I’m making my way through former business school professor James O’Toole’s weighty tome “The Enlightened Capitalists,” and I keep seeing news stories that intersect with his arguments about ethical business practices. Last week I mentioned the book in the context of a recent panel discussion here in Washington, D.C. about corporate social responsibility and shareholder rights, and I thought about it again today, reading a Washington Post story about Salesforce’s decision not to offer software services to companies that sell certain types of firearms and accessories.
The main impression I’ve gotten from much recent reporting on the ethical behavior and social responsibility of business is that its value depends greatly on one’s point of view. Some of the practices that O’Toole describes—like paying workers higher that the industry standard—are likely to be fairly uncontroversial. Shareholders might prefer that same money go to them as dividends instead, but no one is going to question that at least the workers themselves benefit from that change. Other forays into corporate do-gooding and virtue-signaling, however, are more ambiguous.

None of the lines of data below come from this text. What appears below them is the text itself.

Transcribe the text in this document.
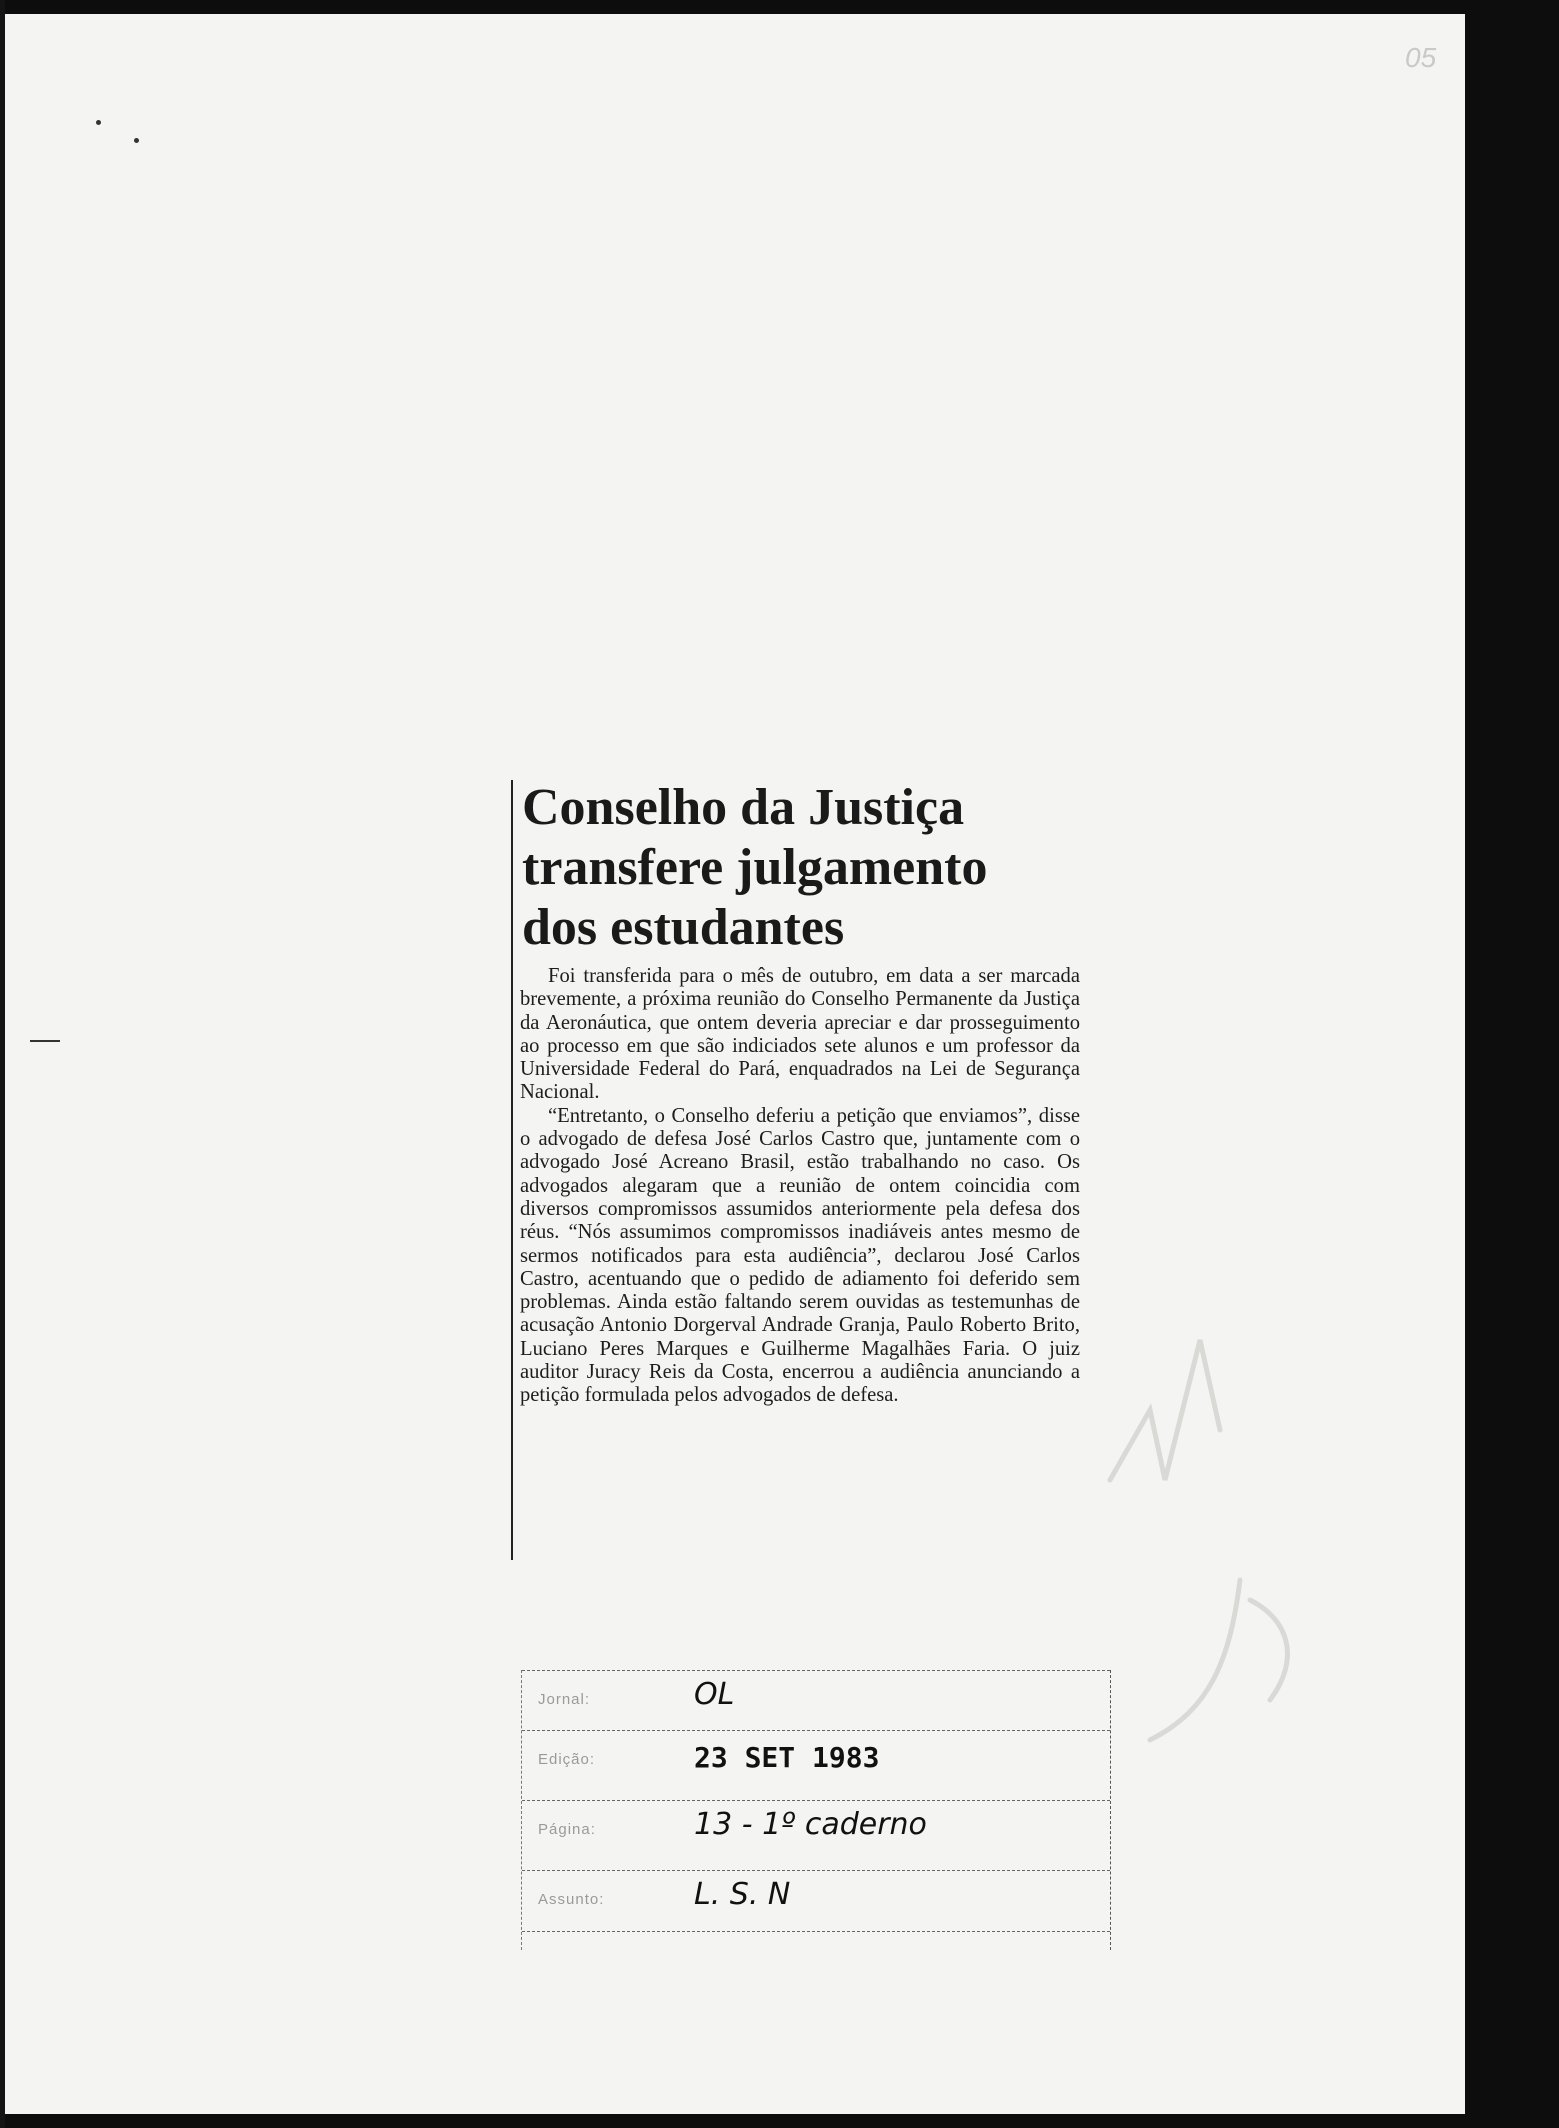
05
Conselho da Justiça
transfere julgamento
dos estudantes

Foi transferida para o mês de outubro, em data a ser marcada brevemente, a próxima reunião do Conselho Permanente da Justiça da Aeronáutica, que ontem deveria apreciar e dar prosseguimento ao processo em que são indiciados sete alunos e um professor da Universidade Federal do Pará, enquadrados na Lei de Segurança Nacional.

“Entretanto, o Conselho deferiu a petição que enviamos”, disse o advogado de defesa José Carlos Castro que, juntamente com o advogado José Acreano Brasil, estão trabalhando no caso. Os advogados alegaram que a reunião de ontem coincidia com diversos compromissos assumidos anteriormente pela defesa dos réus. “Nós assumimos compromissos inadiáveis antes mesmo de sermos notificados para esta audiência”, declarou José Carlos Castro, acentuando que o pedido de adiamento foi deferido sem problemas. Ainda estão faltando serem ouvidas as testemunhas de acusação Antonio Dorgerval Andrade Granja, Paulo Roberto Brito, Luciano Peres Marques e Guilherme Magalhães Faria. O juiz auditor Juracy Reis da Costa, encerrou a audiência anunciando a petição formulada pelos advogados de defesa.

Jornal:	OL
Edição:	23 SET 1983
Página:	13 - 1º caderno
Assunto:	L. S. N
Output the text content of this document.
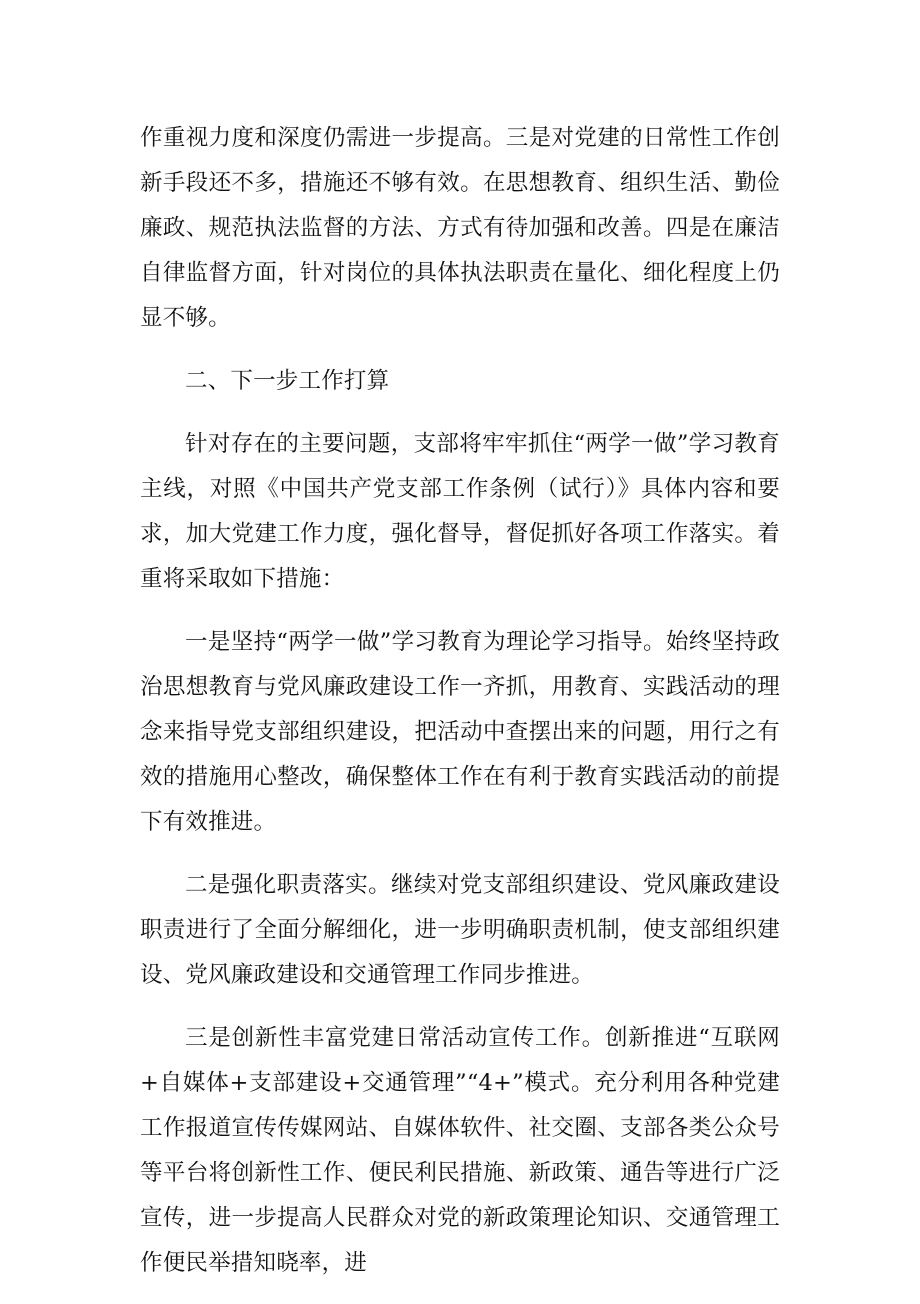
作重视力度和深度仍需进一步提高。三是对党建的日常性工作创新手段还不多，措施还不够有效。在思想教育、组织生活、勤俭廉政、规范执法监督的方法、方式有待加强和改善。四是在廉洁自律监督方面，针对岗位的具体执法职责在量化、细化程度上仍显不够。

二、下一步工作打算

针对存在的主要问题，支部将牢牢抓住“两学一做”学习教育主线，对照《中国共产党支部工作条例（试行）》具体内容和要求，加大党建工作力度，强化督导，督促抓好各项工作落实。着重将采取如下措施：

一是坚持“两学一做”学习教育为理论学习指导。始终坚持政治思想教育与党风廉政建设工作一齐抓，用教育、实践活动的理念来指导党支部组织建设，把活动中查摆出来的问题，用行之有效的措施用心整改，确保整体工作在有利于教育实践活动的前提下有效推进。

二是强化职责落实。继续对党支部组织建设、党风廉政建设职责进行了全面分解细化，进一步明确职责机制，使支部组织建设、党风廉政建设和交通管理工作同步推进。

三是创新性丰富党建日常活动宣传工作。创新推进“互联网+自媒体+支部建设+交通管理”“4+”模式。充分利用各种党建工作报道宣传传媒网站、自媒体软件、社交圈、支部各类公众号等平台将创新性工作、便民利民措施、新政策、通告等进行广泛宣传，进一步提高人民群众对党的新政策理论知识、交通管理工作便民举措知晓率，进
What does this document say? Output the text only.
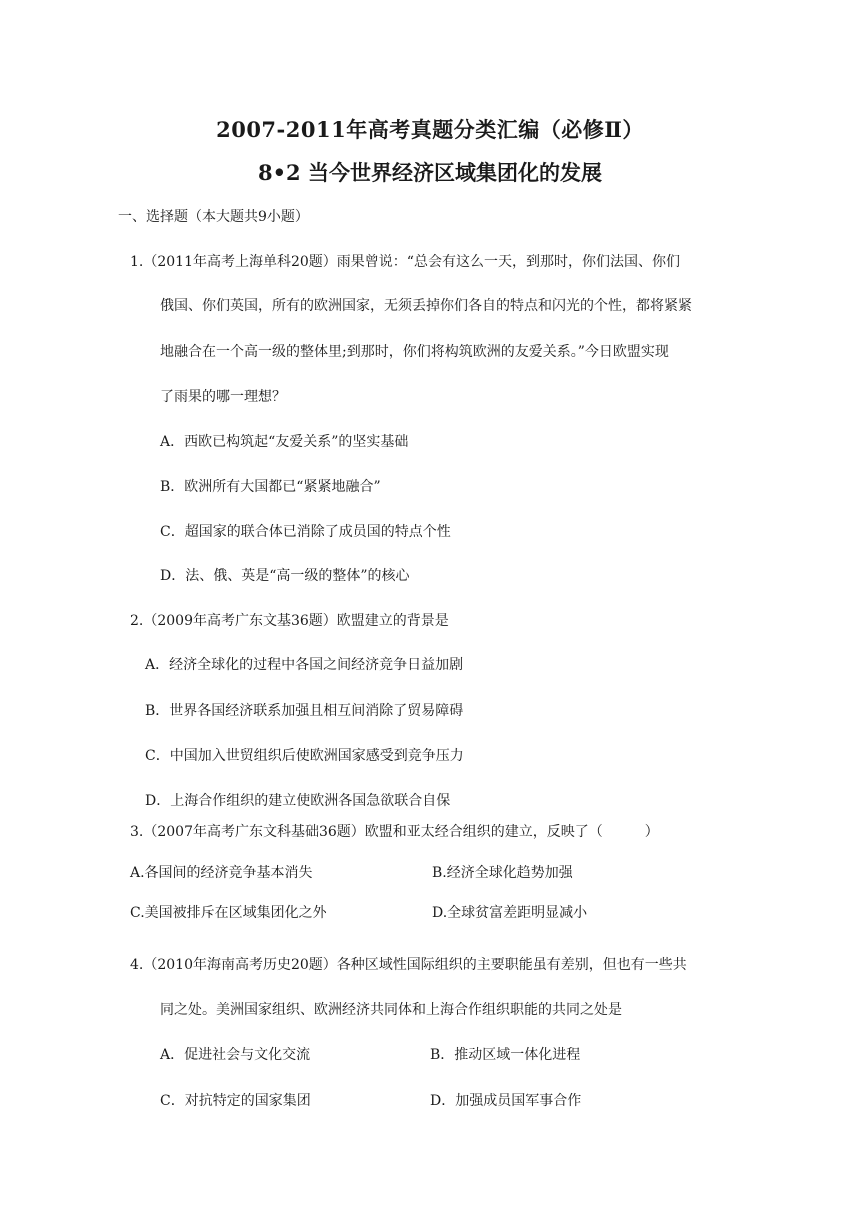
2007-2011年高考真题分类汇编（必修Ⅱ）
8•2 当今世界经济区域集团化的发展
一、选择题（本大题共9小题）
1.（2011年高考上海单科20题）雨果曾说：“总会有这么一天，到那时，你们法国、你们
俄国、你们英国，所有的欧洲国家，无须丢掉你们各自的特点和闪光的个性，都将紧紧
地融合在一个高一级的整体里;到那时，你们将构筑欧洲的友爱关系。”今日欧盟实现
了雨果的哪一理想？
A．西欧已构筑起“友爱关系”的坚实基础
B．欧洲所有大国都已“紧紧地融合”
C．超国家的联合体已消除了成员国的特点个性
D．法、俄、英是“高一级的整体”的核心
2.（2009年高考广东文基36题）欧盟建立的背景是
A．经济全球化的过程中各国之间经济竞争日益加剧
B．世界各国经济联系加强且相互间消除了贸易障碍
C．中国加入世贸组织后使欧洲国家感受到竞争压力
D．上海合作组织的建立使欧洲各国急欲联合自保
3.（2007年高考广东文科基础36题）欧盟和亚太经合组织的建立，反映了（　　　）
A.各国间的经济竞争基本消失	B.经济全球化趋势加强
C.美国被排斥在区域集团化之外	D.全球贫富差距明显减小
4.（2010年海南高考历史20题）各种区域性国际组织的主要职能虽有差别，但也有一些共
同之处。美洲国家组织、欧洲经济共同体和上海合作组织职能的共同之处是
A．促进社会与文化交流	B．推动区域一体化进程
C．对抗特定的国家集团	D．加强成员国军事合作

While paying workers more may set many heads nodding in agreement, the “I think we can all agree” consensus falls apart pretty quickly as companies branch out across the policy spectrum. Second Amendment advocates were not fans of the recent anti-gun Salesforce decision, nor of the decision by Dick’s Sporting Goods to stop selling firearms at 125 of its stores (or of Walmart’s decision not to sell guns or ammunition to anyone under 21). Many of those same conservatives, however, were likely enthusiastic supporters of the anti-contraception healthcare policy that led to the Supreme Court’s 2014 decision in Burwell v. Hobby Lobby, or of the Texas legislature’s recent “Save Chick-fil-A” bill, which would preempt local anti-discrimination ordinances on similar freedom of conscience grounds.
People of all political stripes will tell pollsters that corporations should “stand up for what’s right,” but just like in politics, the question of what’s “right” is up for debate. Many Ben & Jerry’s customers are happy to patronize a brand that has a famous reputation for corporate activism, but the company’s campaigns have had plenty of detractors as well. The Competitive Enterprise Institute’s own Sam Kazman took the company to task (and named them in a formal complaint to the Federal Trade Commission) in 1999 over the company’s PR scaremongering about dioxin. The company bragged that their packaging was free of the chemical commonly used to bleach paper products, but neglected to mention that their ice cream itself contained trace amounts.
And that’s just one example. Ben and Jerry’s has also publicly campaigned against oil production in the Arctic National Wildlife Refuge (which large coalitions have supported for decades), milk and meat from cloned animals (the Food and Drug Administration was smart to approve them in 2008), and genetically modified foods in general (over 100 Nobel laureates strongly disagree). Clearly, not all corporate activism is equally good, and not every CEO who makes policy on the basis of heartfelt principle rather than profit potential is making a good decision.
No one involved in these debates wants corporate America to wade into divisive political fights just for the sake of civic engagement—they want CEOs who are going to support their own policy preferences to throw their firm’s weight behind the “correct” side of an issue. Which is fine—especially since the 2010 decision in Citizens United v. FEC, which affirmed that political spending by corporations is protected speech. But we should all stop pretending that we’re trying to hold companies to some ideal, independent standard of good conduct when we really just want them to agree with our own political goals.